La copertina di Fabiano Ambu rende al meglio la situazione che si presenta all’apertura dell’albo conclusivo della miniserie Law (Obiezione!, nr. 6, febbraio/marzo 2013, Star Comics, € 2,70): l’arrogante, antipatica, dispotica Gwen Brandise è accusata dell’omicidio di suo marito, nonché socio del suo studio legale, e si trova sotto processo in una situazione difficilissima. Nello scomodo ruolo di testimoni vengono chiamati anche tutti gli avvocati che lavorano nello stesso studio legale, che passano così dall’altra parte del banco del tribunale. E uno di loro, Chris Sanders, abitualmente un vero principe del Foro, ha dichiarato che Gwen è effettivamente autrice dell’assassinio!

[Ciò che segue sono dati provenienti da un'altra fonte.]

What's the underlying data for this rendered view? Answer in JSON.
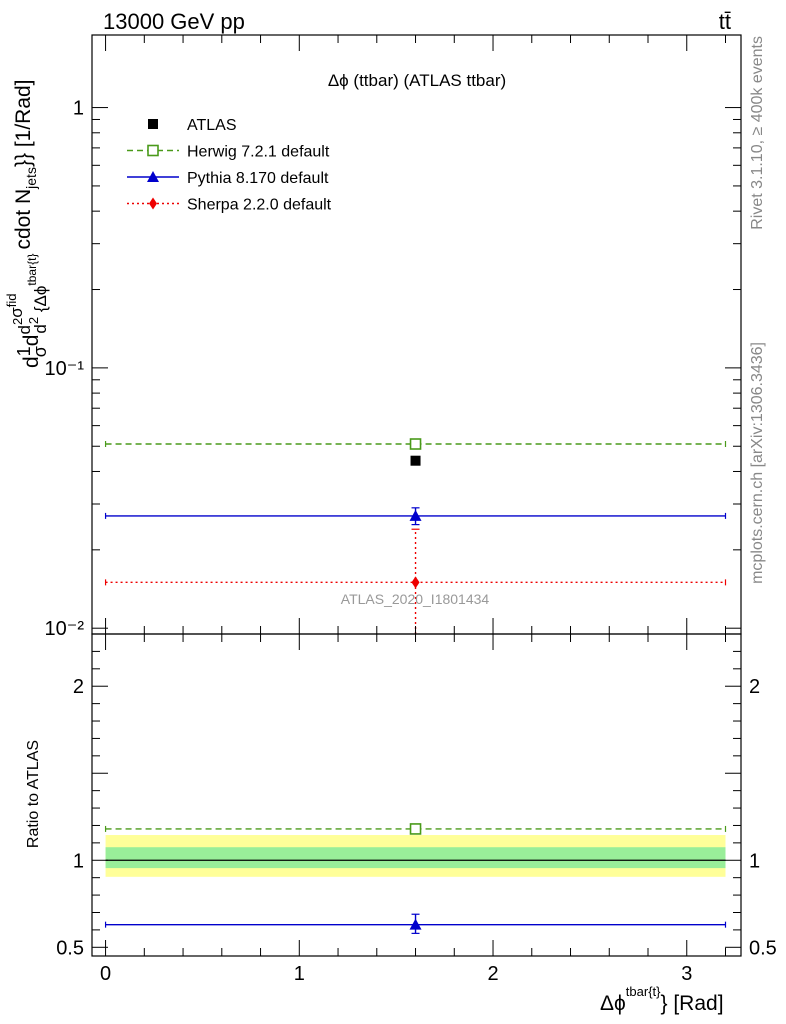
{
  "header": {
    "left": "13000 GeV pp",
    "right": "tt̄"
  },
  "side": {
    "top": "Rivet 3.1.10, ≥ 400k events",
    "bottom": "mcplots.cern.ch [arXiv:1306.3436]"
  },
  "colors": {
    "atlas": "#000000",
    "herwig": "#4a9a1a",
    "pythia": "#0000cc",
    "sherpa": "#ee0000",
    "band_inner": "#99ee99",
    "band_outer": "#ffff99"
  },
  "chart_data": [
    {
      "type": "scatter",
      "panel": "main",
      "title": "Δϕ (ttbar) (ATLAS ttbar)",
      "watermark": "ATLAS_2020_I1801434",
      "ylabel": "d1σdd²σfidd²{Δϕtbar{t}cdot Njets}} [1/Rad]",
      "yscale": "log",
      "ylim": [
        0.0095,
        1.9
      ],
      "xlim": [
        -0.07,
        3.28
      ],
      "yticks": [
        {
          "value": 1,
          "label": "1"
        },
        {
          "value": 0.1,
          "label": "10⁻¹"
        },
        {
          "value": 0.01,
          "label": "10⁻²"
        }
      ],
      "legend_position": "top-left",
      "series": [
        {
          "name": "ATLAS",
          "key": "atlas",
          "marker": "filled-square",
          "x": [
            1.6
          ],
          "y": [
            0.044
          ],
          "xerr": [
            0,
            0
          ],
          "yerr": [
            null,
            null
          ]
        },
        {
          "name": "Herwig 7.2.1 default",
          "key": "herwig",
          "marker": "open-square",
          "linestyle": "dashed",
          "x": [
            1.6
          ],
          "y": [
            0.051
          ],
          "xerr": [
            0,
            3.2
          ],
          "yerr": [
            null,
            null
          ]
        },
        {
          "name": "Pythia 8.170 default",
          "key": "pythia",
          "marker": "triangle",
          "linestyle": "solid",
          "x": [
            1.6
          ],
          "y": [
            0.027
          ],
          "xerr": [
            0,
            3.2
          ],
          "yerr": [
            0.025,
            0.029
          ]
        },
        {
          "name": "Sherpa 2.2.0 default",
          "key": "sherpa",
          "marker": "diamond",
          "linestyle": "dotted",
          "x": [
            1.6
          ],
          "y": [
            0.015
          ],
          "xerr": [
            0,
            3.2
          ],
          "yerr": [
            0.0095,
            0.024
          ]
        }
      ]
    },
    {
      "type": "scatter",
      "panel": "ratio",
      "ylabel": "Ratio to ATLAS",
      "xlabel": "Δϕtbar{t}} [Rad]",
      "ylim": [
        0.45,
        2.3
      ],
      "xlim": [
        -0.07,
        3.28
      ],
      "xticks": [
        {
          "value": 0,
          "label": "0"
        },
        {
          "value": 1,
          "label": "1"
        },
        {
          "value": 2,
          "label": "2"
        },
        {
          "value": 3,
          "label": "3"
        }
      ],
      "yticks": [
        {
          "value": 0.5,
          "label": "0.5"
        },
        {
          "value": 1,
          "label": "1"
        },
        {
          "value": 2,
          "label": "2"
        }
      ],
      "bands": [
        {
          "key": "band_outer",
          "x": [
            0,
            3.2
          ],
          "y": [
            0.905,
            1.145
          ]
        },
        {
          "key": "band_inner",
          "x": [
            0,
            3.2
          ],
          "y": [
            0.955,
            1.075
          ]
        }
      ],
      "reference": 1,
      "series": [
        {
          "key": "herwig",
          "marker": "open-square",
          "linestyle": "dashed",
          "x": [
            1.6
          ],
          "y": [
            1.18
          ],
          "xerr": [
            0,
            3.2
          ],
          "yerr": [
            null,
            null
          ]
        },
        {
          "key": "pythia",
          "marker": "triangle",
          "linestyle": "solid",
          "x": [
            1.6
          ],
          "y": [
            0.63
          ],
          "xerr": [
            0,
            3.2
          ],
          "yerr": [
            0.58,
            0.69
          ]
        }
      ]
    }
  ]
}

Proprio qui si era chiuso l’albo precedente, il nr. 5 (Colpo al cuore). Questo volume conclusivo, quindi, vede la parte finale del processo, con una situazione sempre più disperata per Gwen. Tanto che il dubbio di colpevolezza comincia a serpeggiare anche tra chi si è sempre fidato di lei: la psicologa Michelle Miller, il perito scientifico Nat Naik, il burbero avvocato ex poliziotto Donnie Martini – che contemporaneamente sta  combattendo la sua battaglia contro un cancro ai polmoni – e soprattutto la giovane legale Rachel Roth, avvocato difensore del processo.
Il processo occupa tutto l’albo: è il dibattito in aula a chiarire via via la vicenda, riannodando i fili di tutte le trame e sottotrame dei cinque albi precedenti, fino al colpo di scena finale, di cui ovviamente nulla riveliamo. Possiamo però dire che la miniserie mantiene assolutamente tutto ciò che aveva promesso fin dall’ottimo primo numero che già ci aveva favorevolmente colpito. Nonostante la scena sia quasi sempre statica, il lettore “vive” l’intera storia solo ascoltando i personaggi (se ci passate il paragone più che ardito, come nell’Edipo Re di Sofocle) e guardandone le espressioni dei visi. Da apprezzare sicuramente, dunque, lo sforzo degli autori, sia dal punto di vista della sceneggiatura di Davide Caci e Giorgio Salati, sia da quella del disegno di Salvatore Coppola, Paola Camoriano e Paolo Antiga. Clap clap clap.